Krzysztof Kosedowski: - To nie jest żaden kryzys. O kryzysie w boksie mogliby mówić Amerykanie, a nie my. Musielibyśmy mieć stale dobrze walczących pięściarzy, którzy obecnie nie radzą sobie w ringu. Trzeba być najpierw potęgą. Musi być pokolenie zdolnych, super ambitnych chłopaków, którzy walczą z silnymi rywalami i dają sobie z nimi radę. Jeśli osiągnie się taki stan i nagle coś przestaje działać, dopiero wtedy możemy mówić o kryzysie. Niestety jest inaczej. Boks amatorski od lat nie istnieje, a w boksie zawodowym nie spisujemy się najlepiej.
SW: Słyszymy cierpkie słowa na temat trenera Adamka.

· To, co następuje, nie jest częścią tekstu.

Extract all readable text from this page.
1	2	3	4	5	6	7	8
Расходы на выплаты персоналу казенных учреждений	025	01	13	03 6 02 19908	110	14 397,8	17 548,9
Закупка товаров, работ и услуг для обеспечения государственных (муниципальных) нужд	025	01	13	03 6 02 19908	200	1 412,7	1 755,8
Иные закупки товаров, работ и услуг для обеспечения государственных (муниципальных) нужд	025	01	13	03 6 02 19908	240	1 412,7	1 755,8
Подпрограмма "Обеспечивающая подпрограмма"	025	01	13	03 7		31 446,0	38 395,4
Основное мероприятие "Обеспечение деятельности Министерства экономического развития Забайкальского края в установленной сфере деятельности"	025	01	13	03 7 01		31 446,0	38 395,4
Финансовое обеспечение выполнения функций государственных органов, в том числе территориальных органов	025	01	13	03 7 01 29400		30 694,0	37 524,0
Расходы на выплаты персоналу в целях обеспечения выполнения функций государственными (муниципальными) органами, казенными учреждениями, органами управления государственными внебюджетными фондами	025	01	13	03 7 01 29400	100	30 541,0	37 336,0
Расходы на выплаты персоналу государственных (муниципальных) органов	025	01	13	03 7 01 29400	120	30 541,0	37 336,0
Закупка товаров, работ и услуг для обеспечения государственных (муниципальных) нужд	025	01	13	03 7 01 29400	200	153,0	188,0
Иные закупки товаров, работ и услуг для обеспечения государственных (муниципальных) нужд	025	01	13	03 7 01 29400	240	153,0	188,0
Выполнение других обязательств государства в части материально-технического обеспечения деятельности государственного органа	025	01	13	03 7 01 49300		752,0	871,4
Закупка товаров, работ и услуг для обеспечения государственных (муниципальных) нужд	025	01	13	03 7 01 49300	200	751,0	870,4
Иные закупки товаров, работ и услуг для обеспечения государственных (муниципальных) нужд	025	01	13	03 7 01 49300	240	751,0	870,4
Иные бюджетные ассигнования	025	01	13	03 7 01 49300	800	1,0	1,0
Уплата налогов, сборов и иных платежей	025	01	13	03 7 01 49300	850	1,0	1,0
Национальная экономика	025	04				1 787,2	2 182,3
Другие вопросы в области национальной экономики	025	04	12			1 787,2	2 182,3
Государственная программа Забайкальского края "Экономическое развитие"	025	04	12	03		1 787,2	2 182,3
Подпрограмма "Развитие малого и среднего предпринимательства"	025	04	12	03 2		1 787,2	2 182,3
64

KK: Roger Bloodworth to trener, który zniszczył Gołotę i zniszczy Adamka. To nie jest ten Adamek, którego chcemy oglądać. Zrobiła się „klucha”. Jest jakiś ospały, jak czołg, nie wykorzystuje atutów, z którymi go kojarzyliśmy. Pojawiają się braki zamiast dalszego rozwoju. To samo oglądaliśmy kiedyś i dotyczyło Gołoty.
KK: Zmiana trenera?
SW: To nie jest takie proste. Nie mnie o tym decydować. Uważam, że Krzysztof zdecydowanie lepiej walczył u Andrzeja Gmitruka. Co do tego nie mam wątpliwości. Jest problem. Warto się nad nim pochylić, pomyśleć, czy coś da się zrobić.
SW: Czy są jakieś wschodzące gwiazdy na polskim ringu?

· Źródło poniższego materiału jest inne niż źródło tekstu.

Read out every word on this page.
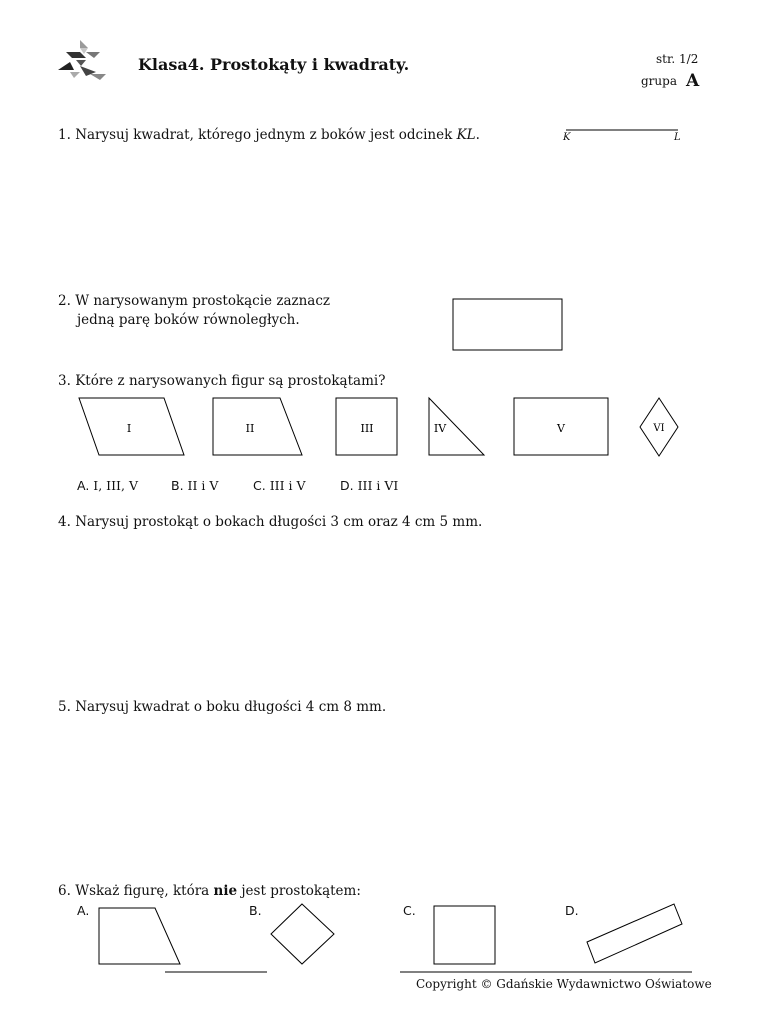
Klasa4. Prostokąty i kwadraty.	str. 1/2
grupa A
1. Narysuj kwadrat, którego jednym z boków jest odcinek KL.	K	L
2. W narysowanym prostokącie zaznacz
jedną parę boków równoległych.
3. Które z narysowanych figur są prostokątami?
I	II	III	IV	V	VI
A. I, III, V	B. II i V	C. III i V	D. III i VI
4. Narysuj prostokąt o bokach długości 3 cm oraz 4 cm 5 mm.
5. Narysuj kwadrat o boku długości 4 cm 8 mm.
6. Wskaż figurę, która nie jest prostokątem:
A.	B.	C.	D.
Copyright © Gdańskie Wydawnictwo Oświatowe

KK: Trudno powiedzieć. Młodość w boksie to jakieś 20-25 lat. Niektórzy mają smykałkę, mają talent, ale co z tego? Okazuje się, że jak się siedzi w Polsce i boksuje z czwartym czy piętnastym Słowakiem, Węgrem albo Ukraińcem to nie ma szans na prawdziwy krok do przodu i podbój światowych ringów. Trzeba wyjechać i boksować z „kozakami”, a nie europejskimi pięściarzami.

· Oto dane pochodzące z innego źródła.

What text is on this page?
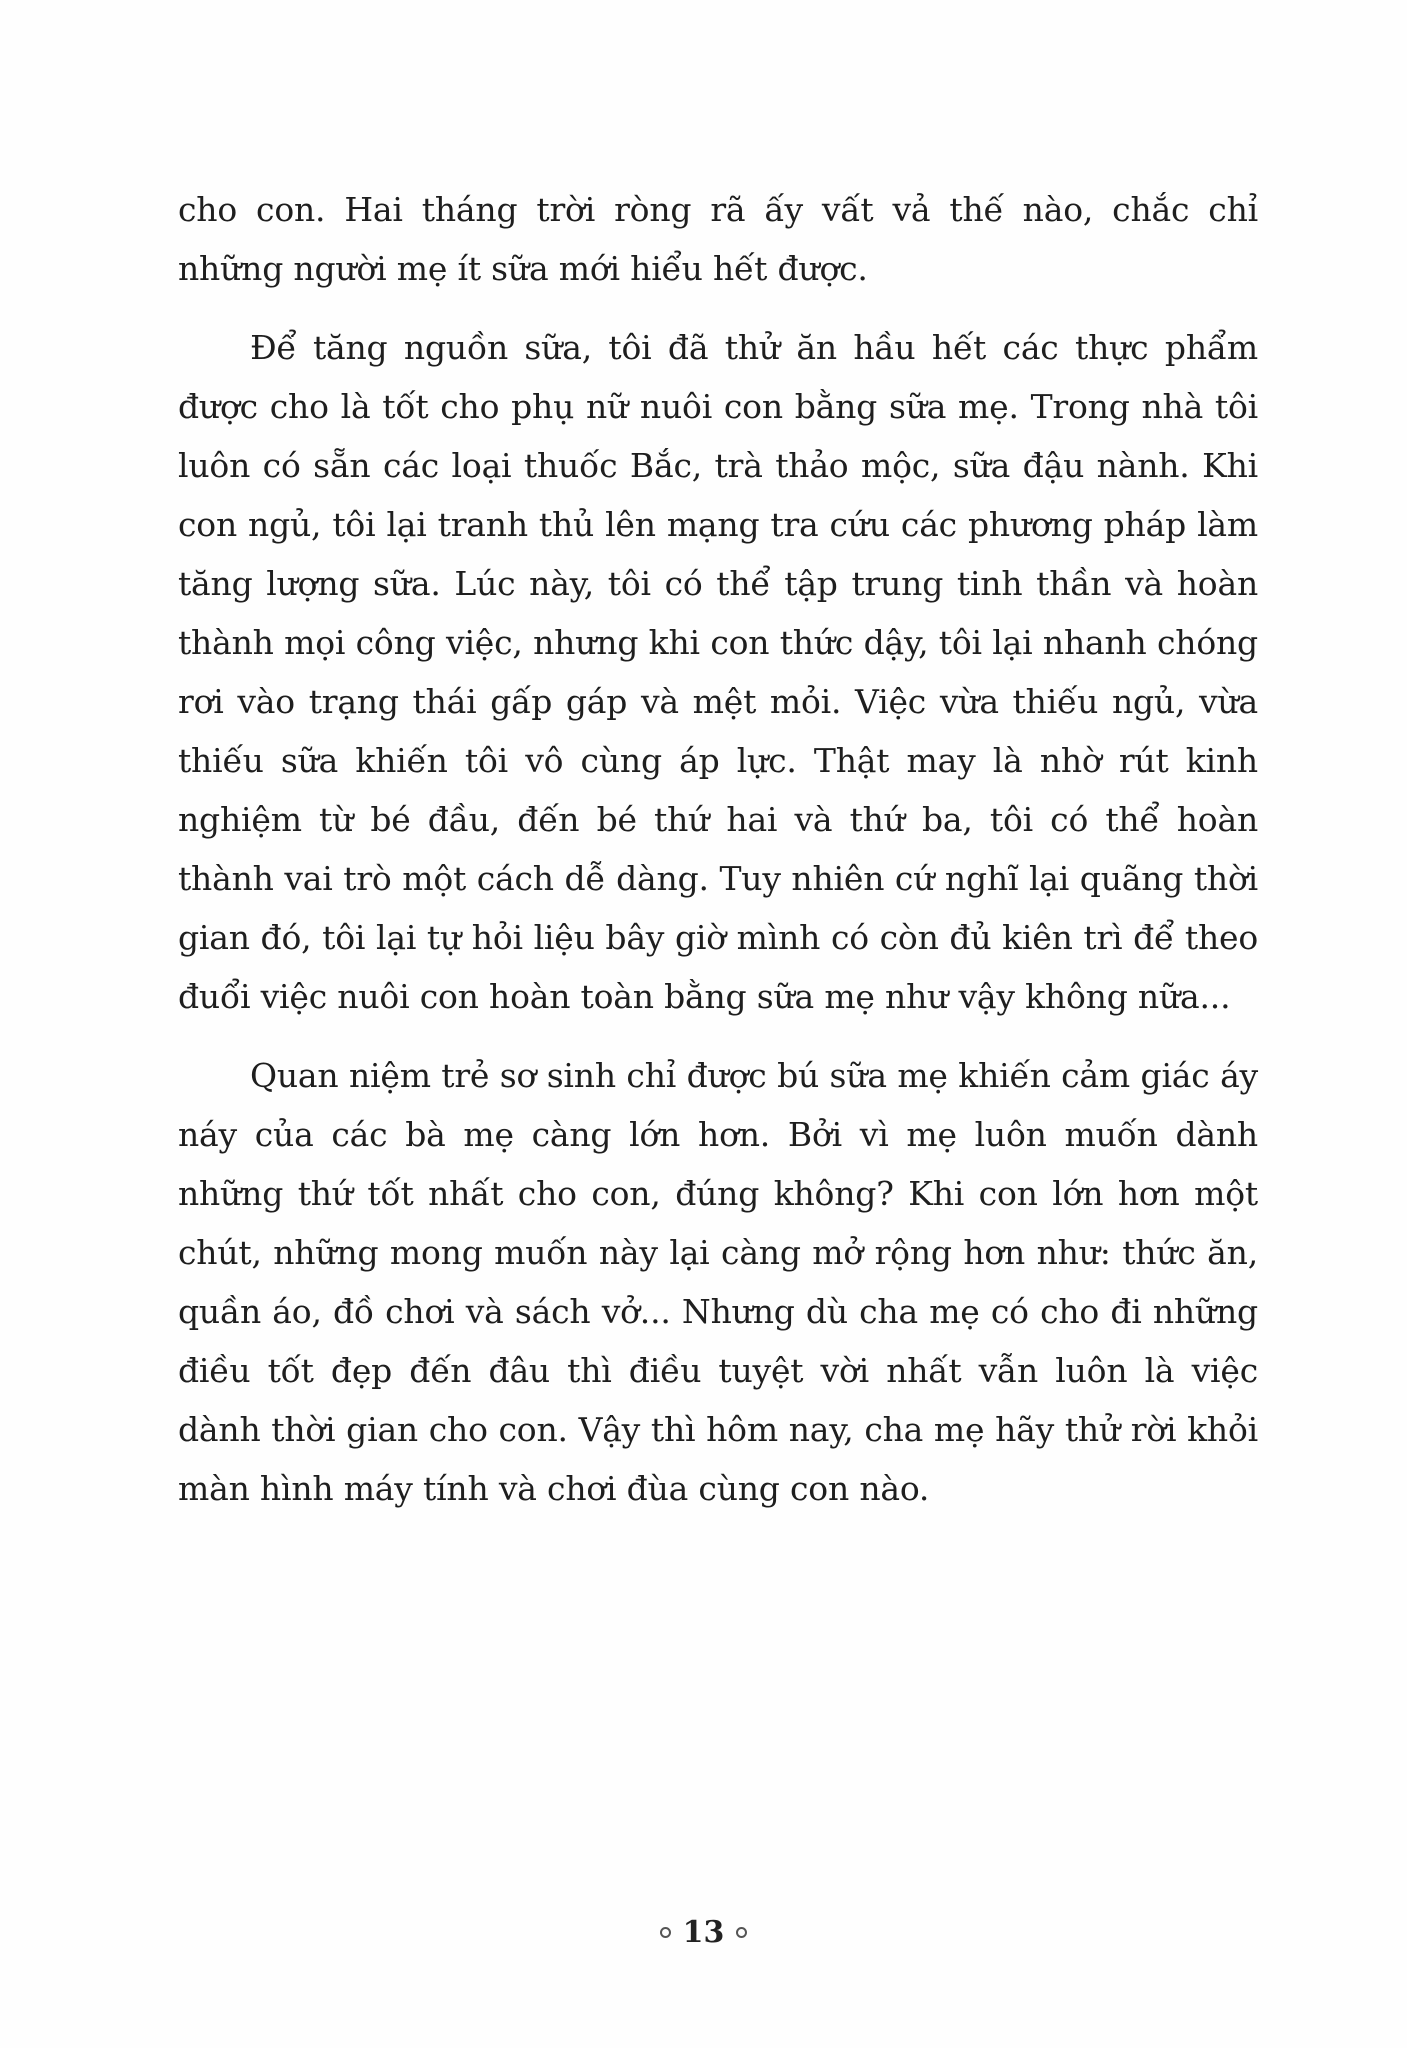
cho con. Hai tháng trời ròng rã ấy vất vả thế nào, chắc chỉ những người mẹ ít sữa mới hiểu hết được.

Để tăng nguồn sữa, tôi đã thử ăn hầu hết các thực phẩm được cho là tốt cho phụ nữ nuôi con bằng sữa mẹ. Trong nhà tôi luôn có sẵn các loại thuốc Bắc, trà thảo mộc, sữa đậu nành. Khi con ngủ, tôi lại tranh thủ lên mạng tra cứu các phương pháp làm tăng lượng sữa. Lúc này, tôi có thể tập trung tinh thần và hoàn thành mọi công việc, nhưng khi con thức dậy, tôi lại nhanh chóng rơi vào trạng thái gấp gáp và mệt mỏi. Việc vừa thiếu ngủ, vừa thiếu sữa khiến tôi vô cùng áp lực. Thật may là nhờ rút kinh nghiệm từ bé đầu, đến bé thứ hai và thứ ba, tôi có thể hoàn thành vai trò một cách dễ dàng. Tuy nhiên cứ nghĩ lại quãng thời gian đó, tôi lại tự hỏi liệu bây giờ mình có còn đủ kiên trì để theo đuổi việc nuôi con hoàn toàn bằng sữa mẹ như vậy không nữa...

Quan niệm trẻ sơ sinh chỉ được bú sữa mẹ khiến cảm giác áy náy của các bà mẹ càng lớn hơn. Bởi vì mẹ luôn muốn dành những thứ tốt nhất cho con, đúng không? Khi con lớn hơn một chút, những mong muốn này lại càng mở rộng hơn như: thức ăn, quần áo, đồ chơi và sách vở... Nhưng dù cha mẹ có cho đi những điều tốt đẹp đến đâu thì điều tuyệt vời nhất vẫn luôn là việc dành thời gian cho con. Vậy thì hôm nay, cha mẹ hãy thử rời khỏi màn hình máy tính và chơi đùa cùng con nào.

13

SW: Czyli zagraniczne międzynarodowe gale?
KK: Oczywiście, że tak. Zagraniczne, ale mocno obsadzane. W Polsce przecież też mamy międzynarodowe gale, ale nie przyjeżdżają do nas naprawdę mocni zawodnicy. Nie oszukujmy się – przyjeżdżają do nas dość przeciętni pięściarze. W ten sposób nie wykształci się prawdziwego mistrza. Jest wiele do zrobienia. Kocham boks i życzę tej dyscyplinie jak najlepiej. Jest jednak sporo do zrobienia. Nowy rok za pasem. Życzmy sobie, by był lepszy od obecnego.
SW: Dziękujemy za rozmowę. Spokojnych Świąt Bożego Narodzenia.
KK: Ja również dziękuję. Wszystkiego dobrego na Święta i Nowy Rok.